There are no facts in science - only measurement embedded within assumptions.
There are properties that have been determined so many times by different researchers and different techniques that we can treat a narrow range of values by consensus as if they were absolute facts. An example would be considering the boiling point of methanol at 1 atm to be 65C within one degree of accuracy. For most purposes that will suffice, as long as we understand the source of our confidence.
The problem arises when we treat rarely measured properties as facts simply because they are printed in peer-reviewed articles or tables in books. We teach our students not to trust numbers in Wikipedia but have no problem if they can cite a reference in a peer-reviewed journal, even without thoroughly analyzing the experimental sections.
We delude ourselves into thinking that we can appreciate our uncertainty of the value of a property simply by taking multiple measurements, taking an average and reporting standard deviation. That is actually a useful thing to do if we remember that we are measuring random errors and completely ignoring systematic errors, which are possibly very common in infrequently measured properties.

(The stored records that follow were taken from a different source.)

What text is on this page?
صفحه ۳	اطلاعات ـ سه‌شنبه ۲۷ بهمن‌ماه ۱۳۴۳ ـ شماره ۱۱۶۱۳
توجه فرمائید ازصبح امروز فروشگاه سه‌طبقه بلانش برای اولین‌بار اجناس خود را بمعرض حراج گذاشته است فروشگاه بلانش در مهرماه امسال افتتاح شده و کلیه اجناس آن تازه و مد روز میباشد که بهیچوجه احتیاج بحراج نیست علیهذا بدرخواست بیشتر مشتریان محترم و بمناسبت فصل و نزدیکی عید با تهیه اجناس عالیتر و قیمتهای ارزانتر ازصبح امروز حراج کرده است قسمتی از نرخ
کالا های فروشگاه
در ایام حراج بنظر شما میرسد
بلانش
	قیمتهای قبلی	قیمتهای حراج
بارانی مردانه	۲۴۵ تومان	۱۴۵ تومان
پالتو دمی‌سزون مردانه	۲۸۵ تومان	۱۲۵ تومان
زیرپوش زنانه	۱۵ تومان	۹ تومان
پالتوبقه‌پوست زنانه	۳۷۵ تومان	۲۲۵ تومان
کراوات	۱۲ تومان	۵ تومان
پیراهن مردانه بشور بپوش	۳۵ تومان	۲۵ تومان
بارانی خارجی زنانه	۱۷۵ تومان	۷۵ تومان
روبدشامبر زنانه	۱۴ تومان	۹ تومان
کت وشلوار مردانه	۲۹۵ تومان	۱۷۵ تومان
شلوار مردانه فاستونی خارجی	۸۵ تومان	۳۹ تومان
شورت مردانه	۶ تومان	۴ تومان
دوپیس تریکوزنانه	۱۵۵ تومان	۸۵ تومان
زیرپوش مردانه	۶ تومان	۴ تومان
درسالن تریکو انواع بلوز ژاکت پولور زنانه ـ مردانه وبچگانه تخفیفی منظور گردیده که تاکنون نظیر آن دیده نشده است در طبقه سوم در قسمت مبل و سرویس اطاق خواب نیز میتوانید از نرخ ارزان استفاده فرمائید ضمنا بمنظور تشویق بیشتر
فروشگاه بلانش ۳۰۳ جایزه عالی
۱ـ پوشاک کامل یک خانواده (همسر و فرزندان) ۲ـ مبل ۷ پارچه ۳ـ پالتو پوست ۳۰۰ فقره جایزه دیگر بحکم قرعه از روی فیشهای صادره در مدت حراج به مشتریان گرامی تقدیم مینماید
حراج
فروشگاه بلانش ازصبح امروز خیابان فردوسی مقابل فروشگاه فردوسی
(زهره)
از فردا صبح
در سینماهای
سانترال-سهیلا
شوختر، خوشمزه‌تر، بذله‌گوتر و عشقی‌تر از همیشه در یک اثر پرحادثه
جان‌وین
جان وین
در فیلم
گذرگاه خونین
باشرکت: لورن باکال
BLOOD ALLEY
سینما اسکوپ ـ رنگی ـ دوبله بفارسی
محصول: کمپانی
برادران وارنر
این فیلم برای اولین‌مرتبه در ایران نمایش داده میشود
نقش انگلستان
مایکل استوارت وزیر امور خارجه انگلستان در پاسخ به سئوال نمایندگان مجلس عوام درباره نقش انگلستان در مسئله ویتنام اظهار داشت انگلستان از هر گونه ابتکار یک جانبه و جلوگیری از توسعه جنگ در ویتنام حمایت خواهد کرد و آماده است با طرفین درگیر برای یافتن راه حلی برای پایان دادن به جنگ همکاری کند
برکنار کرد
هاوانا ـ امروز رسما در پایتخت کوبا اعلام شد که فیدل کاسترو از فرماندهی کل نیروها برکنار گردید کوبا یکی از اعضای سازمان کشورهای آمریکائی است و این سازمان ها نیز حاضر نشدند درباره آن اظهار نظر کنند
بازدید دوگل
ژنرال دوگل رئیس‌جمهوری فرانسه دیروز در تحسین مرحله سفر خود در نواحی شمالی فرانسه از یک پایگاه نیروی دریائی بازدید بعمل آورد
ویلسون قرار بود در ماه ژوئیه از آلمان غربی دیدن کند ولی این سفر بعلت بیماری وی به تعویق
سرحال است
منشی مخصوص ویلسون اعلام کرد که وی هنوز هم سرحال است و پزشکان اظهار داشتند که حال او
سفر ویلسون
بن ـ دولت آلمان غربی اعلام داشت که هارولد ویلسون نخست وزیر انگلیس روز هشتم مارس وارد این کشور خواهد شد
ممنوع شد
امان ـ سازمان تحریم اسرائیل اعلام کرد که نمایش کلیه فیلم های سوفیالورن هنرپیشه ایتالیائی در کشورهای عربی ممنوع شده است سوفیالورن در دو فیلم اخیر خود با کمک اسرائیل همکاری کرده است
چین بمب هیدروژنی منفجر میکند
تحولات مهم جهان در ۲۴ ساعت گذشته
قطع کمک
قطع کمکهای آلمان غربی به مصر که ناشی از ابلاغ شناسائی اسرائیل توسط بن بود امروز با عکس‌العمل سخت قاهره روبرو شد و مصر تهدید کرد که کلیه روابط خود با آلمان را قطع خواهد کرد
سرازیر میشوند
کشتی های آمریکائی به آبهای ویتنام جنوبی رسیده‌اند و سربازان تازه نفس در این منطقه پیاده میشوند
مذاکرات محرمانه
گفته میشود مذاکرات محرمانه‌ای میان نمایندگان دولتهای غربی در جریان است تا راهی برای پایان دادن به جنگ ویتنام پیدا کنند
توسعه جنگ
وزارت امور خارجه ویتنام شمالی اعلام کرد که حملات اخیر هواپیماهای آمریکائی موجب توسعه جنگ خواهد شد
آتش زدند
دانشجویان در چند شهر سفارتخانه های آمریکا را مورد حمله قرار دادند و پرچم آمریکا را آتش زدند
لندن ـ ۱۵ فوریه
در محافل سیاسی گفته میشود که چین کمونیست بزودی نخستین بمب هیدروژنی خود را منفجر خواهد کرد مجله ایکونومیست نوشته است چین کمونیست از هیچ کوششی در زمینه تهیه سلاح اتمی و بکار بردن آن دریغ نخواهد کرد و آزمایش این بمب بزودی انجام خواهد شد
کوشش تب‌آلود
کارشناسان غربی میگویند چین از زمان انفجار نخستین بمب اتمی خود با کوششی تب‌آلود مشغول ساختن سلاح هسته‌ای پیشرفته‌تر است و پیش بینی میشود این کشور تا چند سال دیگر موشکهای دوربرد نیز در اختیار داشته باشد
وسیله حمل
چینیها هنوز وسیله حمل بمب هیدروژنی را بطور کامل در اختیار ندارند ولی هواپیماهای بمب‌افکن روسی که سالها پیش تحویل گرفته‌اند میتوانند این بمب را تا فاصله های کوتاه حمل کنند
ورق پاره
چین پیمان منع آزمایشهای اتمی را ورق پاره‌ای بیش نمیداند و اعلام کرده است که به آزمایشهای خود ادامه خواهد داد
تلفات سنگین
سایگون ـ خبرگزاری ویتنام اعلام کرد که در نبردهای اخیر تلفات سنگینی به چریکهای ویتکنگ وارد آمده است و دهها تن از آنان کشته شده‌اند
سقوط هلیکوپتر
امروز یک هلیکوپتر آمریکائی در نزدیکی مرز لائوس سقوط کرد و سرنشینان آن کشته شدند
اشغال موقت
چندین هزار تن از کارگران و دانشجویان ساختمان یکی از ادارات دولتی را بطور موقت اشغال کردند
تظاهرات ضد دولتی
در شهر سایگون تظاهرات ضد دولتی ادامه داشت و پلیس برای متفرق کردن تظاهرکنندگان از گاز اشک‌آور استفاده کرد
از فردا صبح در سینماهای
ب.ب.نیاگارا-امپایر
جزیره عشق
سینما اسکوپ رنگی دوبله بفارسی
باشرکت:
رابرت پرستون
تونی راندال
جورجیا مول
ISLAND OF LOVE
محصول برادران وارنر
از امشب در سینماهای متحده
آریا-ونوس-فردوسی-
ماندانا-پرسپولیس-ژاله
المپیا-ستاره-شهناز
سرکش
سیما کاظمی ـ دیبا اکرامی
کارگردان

What is the solubility of 4-chlorobenzaldehyde in chloroform? UsefulChem experiment EXP208 reports it to be 0.07 molar. It was measured only once but I think duplicate runs would have come out pretty close to that. It might have slipped under the radar if it had not been measured in parallel with other chemically similar aromatic aldehydes with values all much greater than 1 molar. It just didn't make sense so we looked at the conditions reported in the experiment and the boiling points of all the compounds - this one had the lowest value (214 C at 1 atm). The pressure had not been recorded during the course of the experiment but when empty the Speed-Vac could go as low as 0.1 Torr, which would reduce the boiling point close to room temperature.
The next most volatile compound in this group was 2,6-dichlorobenzaldehyde. It was calculated by ChemSpider to be 239C at 1 atm, which is reasonable based on the 4-chloro analog. But here's an interesting twist - the reported boiling point is 165C on this MSDS sheet. It should be simple enough to see if that is an error by clicking through to the lab notebook page that generated that MSDS sheet... oh wait... MSDS sheets don't require proof, just this handy disclaimer: "We have not verified this information, and cannot guarantee that it is up-to-date." It also looks mighty trustworthy: "the page is maintained by the Safety Officer in Physical Chemistry at Oxford University". I'm not knocking Oxford - this is standard practice for the flow of chemical information in the current culture.
The bottom line is that 2,6-dichlorobenzaldehyde didn't evaporate off - we get a value of 3.4 M in chloroform. Now is it possible that some of it evaporated under the conditions of that experiment? Maybe but it is my call that we're going to use that number for now as a good enough approximation for our model. It is possible that your application might have a different requirement. At least you have the information available in the Open Lab Notebook to make the call.
The solubility of 4-chlorobenzaldehyde in chloroform was measured again, this time monitoring the pressure and minimizing time on the Speed-Vac. The pressure varied over the course of the evaporation, making it impossible to neatly summarize in the experimental section of a paper. The measurement was done in duplicate in EXP209 and comes out at 3.61 molar with a standard deviation of 0.02. That isn't a fact but a good enough number under these circumstances to pretend it is and use it for our model. We'll see how it plays out when we have different researchers and use different techniques.